LbCContractor new removePrefix: 'ClyMerge'; reduce: 'ClyMergedSuperclassesAndInheritedTraitsHierarchyTest'
will return ‘dSuperclassesAndInheritedTraitsHierarchyTest’.
Remove Suffix
Section titled “Remove Suffix”This strategy is similar to the last one, except that it removes the suffix substrings.
Remove Words At
Section titled “Remove Words At”This is a group of three strategies which is very similar to the Remove Substrings group, except that it removes words in the label (assuming a CamelCase convention). The words to remove are specified by their indexes.
Remove Any Words At
Section titled “Remove Any Words At”This strategy removes words of the label, that are specified by their indexes. Like Remove Any Substrings, you can give an index or a collection of indexes of the words to remove.
LbCContractor new removeWordAt: 2; reduce: 'ClyMergedSuperclassesAndInheritedTraitsHierarchyTest'
will return ‘ClySuperclassesAndInheritedTraitsHierarchyTest’ (the second word, ‘Merged’ was removed).
Remove First Word
Section titled “Remove First Word”This strategy removes automatically the first word of the label, whatever it is.
Remove Last Word
Section titled “Remove Last Word”This strategy removes automatically the last word of the label, whatever it is.
Strategies Combination
Section titled “Strategies Combination”Finally, there are two ways to combine the strategies together, in the both cases the user must provides the strategies:
- The user provides the strategies in the order to apply them:
LbCContractor new ellipsisUpTo: 20; removeVowels; removeSubstrings: #('Merged' 'Test'); reduce: 'ClyMergedSuperclassesAndInheritedTraitsHierarchyTest'.
will return ‘ClMrgdS~rrchTst’ by applying first ‘ellipsisUpTo:’, then ‘removeVowels’, and then ‘removeSubstrings:’. Note that the last one was actually not applied because the other two had already changed the label, and the ellipsis is shorter than expected because ‘removeVowels’ came after.

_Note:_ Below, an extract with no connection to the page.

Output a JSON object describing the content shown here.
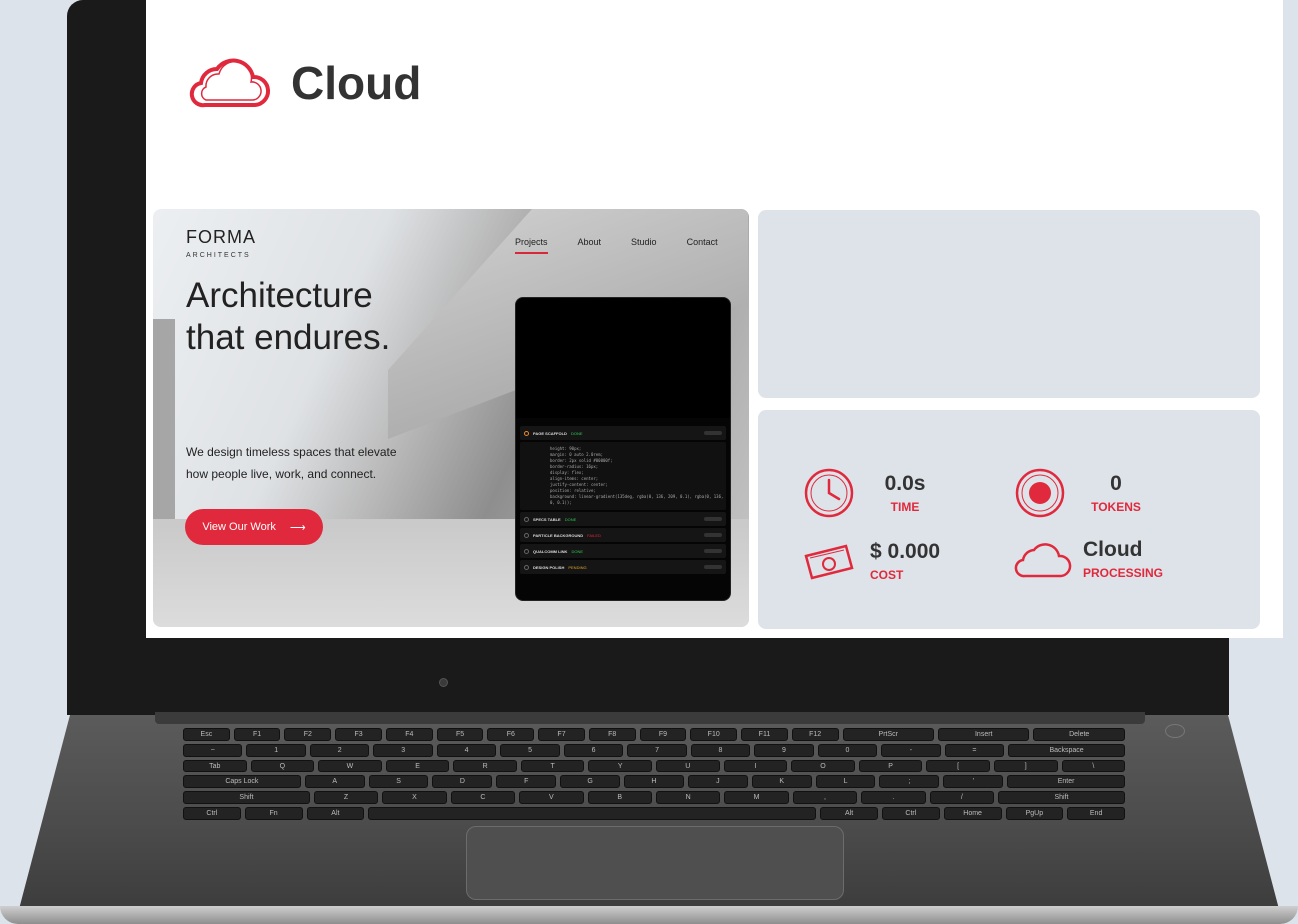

- Combining following predefined priorities:
To avoid unreasonable result (as in the previous example), the strategies have built-in priorities that can be applied with ‘usingPriorities’.
The same example but with priorities:
LbCContractor new usingPriorities; ellipsisUpTo: 20; removeVowels; removeSubstrings: #('Merged' 'Test'); reduce: 'ClyMergedSuperclassesAndInheritedTraitsHierarchyTest'.
will return ‘ClSprclsss~dTrtsHrrch’
The result is different, because the substrings were removed before applying removeVowels strategy which was itself applied before ‘ellipsisUpTo:’.
The priority system is defined as follows (the color green means that the strategy has the highest priority):
Conclusion
Section titled “Conclusion”In this post, we have seen how to compact labels in a visualization using the LabelContractor. The goal is to improve the readability of a visualization while retaining as much information as possible.
Note that LabelContractor is not just for visualizations, but you can use it whenever you want.